I've been asked to run a model using gradient boosting or random forest. So far so good, however, the only output that comes back in terms of variable importance is based on the number of times a variable was used as a branch rule. I've now been asked to basically get coefficients or somehow quantify the impact that the variables have on the target. Is there a way to do this with a gradient boosting model? My other thoughts were to either use only the variables that were showed to be sued as branch rules in a regular decision tree or in a GLM or regular regression model.

Any help or ides would be appreciated!! Thanks so much!

jswtraveler
  • 111
  • 1

1 Answers1

1

Permutation based variable importance (VI) can be implemented for any bagged ensemble. However, the neat thing about an RF model is you get the out-of-bag error estimate and VI for almost no extra computation cost, as it is already bagged.

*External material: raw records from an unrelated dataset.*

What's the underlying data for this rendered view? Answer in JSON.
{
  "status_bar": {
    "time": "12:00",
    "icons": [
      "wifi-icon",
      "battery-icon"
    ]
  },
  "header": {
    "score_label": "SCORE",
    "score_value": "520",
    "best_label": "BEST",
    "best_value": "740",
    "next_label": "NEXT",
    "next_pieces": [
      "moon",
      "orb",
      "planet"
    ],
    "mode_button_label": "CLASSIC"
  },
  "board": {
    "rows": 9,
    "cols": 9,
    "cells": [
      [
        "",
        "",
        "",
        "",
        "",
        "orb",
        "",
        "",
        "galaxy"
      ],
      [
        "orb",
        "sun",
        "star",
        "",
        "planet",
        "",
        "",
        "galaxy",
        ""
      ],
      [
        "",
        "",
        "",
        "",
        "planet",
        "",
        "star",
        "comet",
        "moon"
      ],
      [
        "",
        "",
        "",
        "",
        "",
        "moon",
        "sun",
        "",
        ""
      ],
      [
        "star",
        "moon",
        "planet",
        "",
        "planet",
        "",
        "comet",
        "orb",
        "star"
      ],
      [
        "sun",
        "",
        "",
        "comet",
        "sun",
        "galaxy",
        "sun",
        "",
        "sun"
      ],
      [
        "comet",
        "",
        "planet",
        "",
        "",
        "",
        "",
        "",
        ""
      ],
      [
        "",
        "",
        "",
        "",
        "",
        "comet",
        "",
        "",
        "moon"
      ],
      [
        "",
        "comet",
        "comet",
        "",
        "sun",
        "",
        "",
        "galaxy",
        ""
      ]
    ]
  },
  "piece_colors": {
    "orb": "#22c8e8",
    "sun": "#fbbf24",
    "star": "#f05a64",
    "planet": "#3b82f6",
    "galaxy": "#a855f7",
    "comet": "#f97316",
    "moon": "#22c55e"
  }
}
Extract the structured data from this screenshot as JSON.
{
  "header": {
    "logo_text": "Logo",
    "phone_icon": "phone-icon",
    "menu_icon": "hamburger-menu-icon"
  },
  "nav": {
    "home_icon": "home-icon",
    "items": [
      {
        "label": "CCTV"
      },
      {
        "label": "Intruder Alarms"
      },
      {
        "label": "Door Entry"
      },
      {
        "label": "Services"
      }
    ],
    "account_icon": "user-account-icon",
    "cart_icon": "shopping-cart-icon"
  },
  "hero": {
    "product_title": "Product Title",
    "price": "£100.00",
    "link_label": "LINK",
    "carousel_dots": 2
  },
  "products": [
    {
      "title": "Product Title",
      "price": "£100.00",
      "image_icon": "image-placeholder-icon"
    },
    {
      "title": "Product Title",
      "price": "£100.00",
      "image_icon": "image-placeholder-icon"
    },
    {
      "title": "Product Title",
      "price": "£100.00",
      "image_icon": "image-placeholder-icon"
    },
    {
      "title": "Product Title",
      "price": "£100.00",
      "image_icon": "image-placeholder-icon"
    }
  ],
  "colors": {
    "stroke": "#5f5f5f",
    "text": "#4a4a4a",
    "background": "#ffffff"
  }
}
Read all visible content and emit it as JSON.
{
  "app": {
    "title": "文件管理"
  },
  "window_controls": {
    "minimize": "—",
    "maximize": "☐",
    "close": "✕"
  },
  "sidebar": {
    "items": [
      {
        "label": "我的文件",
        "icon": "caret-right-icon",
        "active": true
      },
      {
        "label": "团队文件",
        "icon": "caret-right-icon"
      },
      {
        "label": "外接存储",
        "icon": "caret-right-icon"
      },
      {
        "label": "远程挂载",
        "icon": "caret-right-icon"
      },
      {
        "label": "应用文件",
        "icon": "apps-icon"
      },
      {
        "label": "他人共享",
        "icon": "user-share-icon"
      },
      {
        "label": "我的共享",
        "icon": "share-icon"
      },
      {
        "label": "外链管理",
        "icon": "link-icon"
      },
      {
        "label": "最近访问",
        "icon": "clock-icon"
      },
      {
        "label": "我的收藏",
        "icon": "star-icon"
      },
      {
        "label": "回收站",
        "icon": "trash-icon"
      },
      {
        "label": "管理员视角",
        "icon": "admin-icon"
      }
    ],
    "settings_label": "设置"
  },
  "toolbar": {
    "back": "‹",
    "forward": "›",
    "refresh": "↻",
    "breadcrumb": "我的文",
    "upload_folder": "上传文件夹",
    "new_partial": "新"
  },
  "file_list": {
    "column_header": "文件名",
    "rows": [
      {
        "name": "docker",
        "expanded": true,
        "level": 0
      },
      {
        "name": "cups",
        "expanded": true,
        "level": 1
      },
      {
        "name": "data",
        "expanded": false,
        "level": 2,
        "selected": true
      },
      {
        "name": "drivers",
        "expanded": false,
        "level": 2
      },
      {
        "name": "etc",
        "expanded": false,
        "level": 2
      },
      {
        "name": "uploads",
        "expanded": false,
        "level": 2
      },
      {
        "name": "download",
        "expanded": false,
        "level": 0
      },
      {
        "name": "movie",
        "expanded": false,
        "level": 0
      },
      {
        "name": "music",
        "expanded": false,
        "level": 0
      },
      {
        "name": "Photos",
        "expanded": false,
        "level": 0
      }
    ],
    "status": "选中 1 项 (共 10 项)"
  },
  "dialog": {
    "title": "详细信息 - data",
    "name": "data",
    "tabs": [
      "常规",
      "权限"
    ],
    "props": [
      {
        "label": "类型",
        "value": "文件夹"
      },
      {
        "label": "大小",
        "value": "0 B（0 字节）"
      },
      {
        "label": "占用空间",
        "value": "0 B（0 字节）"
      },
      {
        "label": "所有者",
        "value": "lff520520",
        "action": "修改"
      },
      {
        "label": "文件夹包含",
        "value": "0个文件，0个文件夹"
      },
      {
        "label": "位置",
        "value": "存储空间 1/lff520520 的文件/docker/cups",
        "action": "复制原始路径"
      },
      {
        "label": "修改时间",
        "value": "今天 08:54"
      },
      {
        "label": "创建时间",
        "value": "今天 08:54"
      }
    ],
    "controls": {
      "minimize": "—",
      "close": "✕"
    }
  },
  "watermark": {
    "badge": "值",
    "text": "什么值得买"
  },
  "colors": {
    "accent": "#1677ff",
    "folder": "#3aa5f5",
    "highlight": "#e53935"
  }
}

You can compute VI for any ensemble, where you care to bootstrap the model 50 times and aggregate, that includes gradient boosting models. If needed, I could write you a short VImyModel wrapper for R, [here].

You should look into what is the structure of your trained models. The model surfaces of non-linear non-additive models cannot be described with coefficients like for their GLM hyper plane counter parts. These answers should update you on some generel black box method (partial dependence) and some tree specific methods.

If the simple linear model or single tree by some measure seem just as useful as the RF or GBT, why use the advanced models in the first place? If the simplified model perform much worse, why settle with a good description of what model NOT to pick. Therefore, I prefer never to use a stand in dummy model to explain the more advanced model. Spend your time learning the techniques for understanding the advanced models.

To inspect your model structure is important. Sometimes you will realize your advanced model is exploiting some data leak to make accurate predictions. However, such model may not be useful in practice. Maybe the model is using patient IDs to predict cancer. However, if patient IDs are assigned after diagnosis according to where the patient is hospitalized, a model predicting patients in palliative hospices most likely to have cancer is not useful in any way. Sometimes you learn the model utilize some relationship you had not thought of yourself, and it seems there are some plausible causal explanations for this link. Hurray! Go investigate further.